Nel 2023, ad esempio, una persona che aveva perso la voce a causa della SLA è riuscita a parlare grazie a un software di lettura del cervello collegato a un sintetizzatore vocale. Neuralink, fondata da Elon Musk, sta testando un impianto cerebrale che consente alle persone paralizzate di controllare un cursore.

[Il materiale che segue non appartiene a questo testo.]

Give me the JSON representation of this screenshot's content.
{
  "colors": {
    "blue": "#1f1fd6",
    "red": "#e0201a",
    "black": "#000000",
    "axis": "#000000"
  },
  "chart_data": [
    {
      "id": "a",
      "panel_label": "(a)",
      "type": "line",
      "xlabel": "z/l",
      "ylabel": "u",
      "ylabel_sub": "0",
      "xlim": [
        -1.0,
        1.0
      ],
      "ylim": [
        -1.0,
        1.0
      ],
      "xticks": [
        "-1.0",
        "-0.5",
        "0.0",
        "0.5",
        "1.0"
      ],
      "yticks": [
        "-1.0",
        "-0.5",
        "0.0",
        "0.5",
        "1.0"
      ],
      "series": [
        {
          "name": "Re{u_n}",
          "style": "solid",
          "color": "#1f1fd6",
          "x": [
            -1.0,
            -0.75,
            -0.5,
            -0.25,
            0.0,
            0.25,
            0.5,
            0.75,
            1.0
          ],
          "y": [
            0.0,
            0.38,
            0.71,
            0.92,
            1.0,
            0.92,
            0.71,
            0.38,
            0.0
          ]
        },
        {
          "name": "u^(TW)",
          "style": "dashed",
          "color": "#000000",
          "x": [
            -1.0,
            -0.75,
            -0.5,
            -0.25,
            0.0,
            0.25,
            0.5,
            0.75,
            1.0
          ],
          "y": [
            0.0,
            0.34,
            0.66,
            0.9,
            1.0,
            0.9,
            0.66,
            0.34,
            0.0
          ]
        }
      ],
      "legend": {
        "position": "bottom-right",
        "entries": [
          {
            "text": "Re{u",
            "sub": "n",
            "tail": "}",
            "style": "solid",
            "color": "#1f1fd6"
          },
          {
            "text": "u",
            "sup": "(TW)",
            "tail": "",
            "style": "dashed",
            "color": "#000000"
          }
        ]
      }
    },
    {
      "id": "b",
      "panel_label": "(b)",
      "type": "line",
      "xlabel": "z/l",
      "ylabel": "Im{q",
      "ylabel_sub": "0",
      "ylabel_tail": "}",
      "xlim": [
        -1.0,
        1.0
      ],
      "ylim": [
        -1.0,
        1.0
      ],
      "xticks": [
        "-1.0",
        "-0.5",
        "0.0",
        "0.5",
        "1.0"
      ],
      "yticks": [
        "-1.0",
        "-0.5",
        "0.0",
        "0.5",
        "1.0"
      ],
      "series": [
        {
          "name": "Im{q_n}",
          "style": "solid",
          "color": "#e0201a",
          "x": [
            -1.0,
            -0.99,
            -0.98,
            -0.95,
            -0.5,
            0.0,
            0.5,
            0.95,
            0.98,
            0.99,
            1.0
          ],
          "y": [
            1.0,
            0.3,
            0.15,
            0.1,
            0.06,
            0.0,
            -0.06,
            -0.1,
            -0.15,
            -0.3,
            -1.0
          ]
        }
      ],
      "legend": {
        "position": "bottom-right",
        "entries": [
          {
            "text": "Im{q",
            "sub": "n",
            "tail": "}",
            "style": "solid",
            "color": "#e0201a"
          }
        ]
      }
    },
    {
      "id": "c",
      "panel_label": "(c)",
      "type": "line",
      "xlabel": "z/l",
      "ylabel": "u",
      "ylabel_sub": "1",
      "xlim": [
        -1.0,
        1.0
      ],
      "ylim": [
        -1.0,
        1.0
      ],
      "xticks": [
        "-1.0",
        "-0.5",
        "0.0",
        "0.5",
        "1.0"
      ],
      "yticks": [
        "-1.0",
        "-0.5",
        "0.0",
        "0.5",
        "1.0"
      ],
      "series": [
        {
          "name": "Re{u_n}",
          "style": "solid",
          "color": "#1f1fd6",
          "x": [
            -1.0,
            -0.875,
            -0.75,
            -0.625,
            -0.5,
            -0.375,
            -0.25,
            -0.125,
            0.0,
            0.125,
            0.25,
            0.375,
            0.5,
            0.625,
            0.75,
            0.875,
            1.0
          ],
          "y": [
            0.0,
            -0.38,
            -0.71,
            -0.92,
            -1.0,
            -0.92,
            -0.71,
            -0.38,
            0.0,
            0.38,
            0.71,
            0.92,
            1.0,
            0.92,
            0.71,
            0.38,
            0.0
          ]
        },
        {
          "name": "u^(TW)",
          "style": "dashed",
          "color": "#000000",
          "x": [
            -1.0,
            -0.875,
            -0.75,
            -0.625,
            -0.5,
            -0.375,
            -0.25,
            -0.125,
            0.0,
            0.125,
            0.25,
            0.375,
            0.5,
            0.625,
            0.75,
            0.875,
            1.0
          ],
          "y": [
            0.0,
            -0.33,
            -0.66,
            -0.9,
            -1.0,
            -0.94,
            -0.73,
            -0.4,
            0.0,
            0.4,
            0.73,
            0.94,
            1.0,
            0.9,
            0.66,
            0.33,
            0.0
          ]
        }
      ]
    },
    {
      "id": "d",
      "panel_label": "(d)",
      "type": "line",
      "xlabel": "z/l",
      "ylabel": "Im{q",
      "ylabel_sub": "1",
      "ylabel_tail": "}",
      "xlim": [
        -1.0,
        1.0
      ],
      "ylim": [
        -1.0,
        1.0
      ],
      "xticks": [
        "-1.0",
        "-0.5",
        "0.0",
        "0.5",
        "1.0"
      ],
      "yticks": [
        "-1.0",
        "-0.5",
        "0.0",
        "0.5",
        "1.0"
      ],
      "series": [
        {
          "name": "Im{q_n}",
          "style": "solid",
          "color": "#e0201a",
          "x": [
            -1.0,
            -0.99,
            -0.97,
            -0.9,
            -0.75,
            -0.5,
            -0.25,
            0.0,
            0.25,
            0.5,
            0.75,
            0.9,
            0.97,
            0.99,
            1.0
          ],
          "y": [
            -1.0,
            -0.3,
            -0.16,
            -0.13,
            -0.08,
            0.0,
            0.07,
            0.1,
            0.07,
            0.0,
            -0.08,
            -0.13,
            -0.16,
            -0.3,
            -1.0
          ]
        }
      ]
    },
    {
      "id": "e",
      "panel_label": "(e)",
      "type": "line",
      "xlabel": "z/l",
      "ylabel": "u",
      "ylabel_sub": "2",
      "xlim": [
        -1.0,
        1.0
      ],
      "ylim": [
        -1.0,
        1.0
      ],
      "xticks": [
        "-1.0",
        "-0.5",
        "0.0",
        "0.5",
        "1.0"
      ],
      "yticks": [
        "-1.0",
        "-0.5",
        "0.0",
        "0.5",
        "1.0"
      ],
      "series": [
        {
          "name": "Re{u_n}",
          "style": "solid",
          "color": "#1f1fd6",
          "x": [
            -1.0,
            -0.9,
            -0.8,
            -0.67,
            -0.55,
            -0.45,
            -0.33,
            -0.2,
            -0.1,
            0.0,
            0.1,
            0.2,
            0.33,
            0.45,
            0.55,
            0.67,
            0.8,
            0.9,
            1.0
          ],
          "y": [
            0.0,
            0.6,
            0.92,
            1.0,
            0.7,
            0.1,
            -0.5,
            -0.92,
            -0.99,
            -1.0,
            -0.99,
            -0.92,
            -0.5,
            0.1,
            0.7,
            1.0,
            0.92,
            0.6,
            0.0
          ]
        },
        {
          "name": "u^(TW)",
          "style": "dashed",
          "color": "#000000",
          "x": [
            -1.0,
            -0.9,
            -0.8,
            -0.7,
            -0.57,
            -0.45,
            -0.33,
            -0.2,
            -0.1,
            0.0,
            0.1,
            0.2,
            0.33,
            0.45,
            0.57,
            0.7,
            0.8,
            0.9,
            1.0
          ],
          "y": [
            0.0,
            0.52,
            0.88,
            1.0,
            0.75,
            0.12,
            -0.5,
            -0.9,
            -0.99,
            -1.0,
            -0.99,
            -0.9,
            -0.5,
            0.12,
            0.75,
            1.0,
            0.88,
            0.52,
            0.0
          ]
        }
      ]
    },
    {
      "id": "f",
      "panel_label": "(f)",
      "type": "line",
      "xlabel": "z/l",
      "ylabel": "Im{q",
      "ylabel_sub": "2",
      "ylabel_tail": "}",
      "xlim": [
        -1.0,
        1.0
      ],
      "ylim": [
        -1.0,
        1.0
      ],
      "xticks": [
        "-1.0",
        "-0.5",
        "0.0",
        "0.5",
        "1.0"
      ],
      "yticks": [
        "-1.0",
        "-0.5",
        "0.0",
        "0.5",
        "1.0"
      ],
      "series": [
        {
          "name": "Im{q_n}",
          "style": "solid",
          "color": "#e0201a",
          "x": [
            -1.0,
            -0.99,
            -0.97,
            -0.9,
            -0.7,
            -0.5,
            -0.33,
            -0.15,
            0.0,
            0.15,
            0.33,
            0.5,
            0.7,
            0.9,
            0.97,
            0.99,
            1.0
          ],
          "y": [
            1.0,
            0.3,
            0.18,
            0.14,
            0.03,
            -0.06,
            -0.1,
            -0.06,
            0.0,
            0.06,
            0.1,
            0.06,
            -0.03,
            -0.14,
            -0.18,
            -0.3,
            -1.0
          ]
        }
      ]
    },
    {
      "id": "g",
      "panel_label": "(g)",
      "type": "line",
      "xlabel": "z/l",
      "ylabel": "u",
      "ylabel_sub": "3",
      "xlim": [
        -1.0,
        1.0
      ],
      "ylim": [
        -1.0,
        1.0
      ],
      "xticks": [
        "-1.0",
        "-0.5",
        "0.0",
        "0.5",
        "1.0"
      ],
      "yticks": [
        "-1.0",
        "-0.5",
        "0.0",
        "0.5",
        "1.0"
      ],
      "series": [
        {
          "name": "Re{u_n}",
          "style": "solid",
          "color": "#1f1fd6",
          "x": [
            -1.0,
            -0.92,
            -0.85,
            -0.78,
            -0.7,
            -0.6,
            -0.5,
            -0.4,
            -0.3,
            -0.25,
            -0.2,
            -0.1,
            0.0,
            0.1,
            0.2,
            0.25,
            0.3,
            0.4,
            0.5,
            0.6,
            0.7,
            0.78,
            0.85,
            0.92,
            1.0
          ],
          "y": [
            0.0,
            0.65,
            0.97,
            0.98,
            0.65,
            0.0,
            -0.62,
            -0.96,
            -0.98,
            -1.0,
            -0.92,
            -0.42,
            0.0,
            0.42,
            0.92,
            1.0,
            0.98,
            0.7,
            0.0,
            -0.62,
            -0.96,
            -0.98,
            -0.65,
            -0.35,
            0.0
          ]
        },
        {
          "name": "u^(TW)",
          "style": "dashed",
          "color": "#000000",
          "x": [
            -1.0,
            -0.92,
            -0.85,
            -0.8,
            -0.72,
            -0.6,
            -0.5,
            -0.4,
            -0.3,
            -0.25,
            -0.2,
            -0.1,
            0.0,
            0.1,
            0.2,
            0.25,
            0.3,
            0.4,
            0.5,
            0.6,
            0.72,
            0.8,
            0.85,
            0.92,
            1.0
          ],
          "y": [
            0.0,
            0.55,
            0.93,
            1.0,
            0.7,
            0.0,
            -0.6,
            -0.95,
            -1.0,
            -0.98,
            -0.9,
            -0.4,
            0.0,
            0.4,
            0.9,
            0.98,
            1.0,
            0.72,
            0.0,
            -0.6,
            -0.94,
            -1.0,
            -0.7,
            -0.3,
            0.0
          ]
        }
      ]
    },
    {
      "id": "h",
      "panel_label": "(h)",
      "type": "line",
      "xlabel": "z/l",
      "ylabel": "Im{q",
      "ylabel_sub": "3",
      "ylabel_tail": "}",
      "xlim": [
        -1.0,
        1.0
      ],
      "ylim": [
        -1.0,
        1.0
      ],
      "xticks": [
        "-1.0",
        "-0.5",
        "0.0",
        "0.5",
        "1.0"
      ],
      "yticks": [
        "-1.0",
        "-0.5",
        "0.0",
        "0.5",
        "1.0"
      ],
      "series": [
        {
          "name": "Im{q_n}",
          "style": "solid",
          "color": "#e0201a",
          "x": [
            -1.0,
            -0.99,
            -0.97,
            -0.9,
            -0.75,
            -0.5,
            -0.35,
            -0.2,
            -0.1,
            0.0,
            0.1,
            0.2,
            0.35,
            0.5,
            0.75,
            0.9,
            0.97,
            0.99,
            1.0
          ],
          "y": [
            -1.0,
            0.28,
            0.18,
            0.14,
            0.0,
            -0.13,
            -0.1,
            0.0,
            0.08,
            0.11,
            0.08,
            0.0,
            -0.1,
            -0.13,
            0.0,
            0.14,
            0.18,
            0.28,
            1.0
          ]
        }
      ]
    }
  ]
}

Meta afferma che i propri sforzi rimangono orientati alla ricerca di base sulla natura dell’intelligenza.

Ed è qui che il grande scanner magnetico può essere d’aiuto. Anche se non è pratico per i pazienti e non misura i singoli neuroni, è in grado di osservare l’intero cervello, in modo ampio e simultaneo.

Gli scienziati di Meta affermano che in un secondo sforzo di ricerca, utilizzando gli stessi dati di battitura, hanno usato questa visione più ampia per accumulare prove che il cervello produce informazioni linguistiche in modo top-down, con un segnale iniziale per una frase che dà il via a segnali separati per parole, sillabe e infine lettere digitate.

“L’affermazione principale è che il cervello struttura la produzione del linguaggio in modo gerarchico”, afferma Norman. Non si tratta di un’idea nuova, ma la relazione di Meta evidenzia “come questi diversi livelli interagiscano come un sistema”, dice Norman.

Questo tipo di intuizioni potrebbe eventualmente plasmare la progettazione di sistemi di intelligenza artificiale. Alcuni di questi, come i chatbot, si basano già ampiamente sul linguaggio per elaborare informazioni e ragionare, proprio come fanno le persone.

“Il linguaggio è diventato il fondamento dell’intelligenza artificiale”, afferma King. “Quindi i principi computazionali che permettono al cervello, o a qualsiasi sistema, di acquisire tale capacità sono la motivazione chiave di questo lavoro”.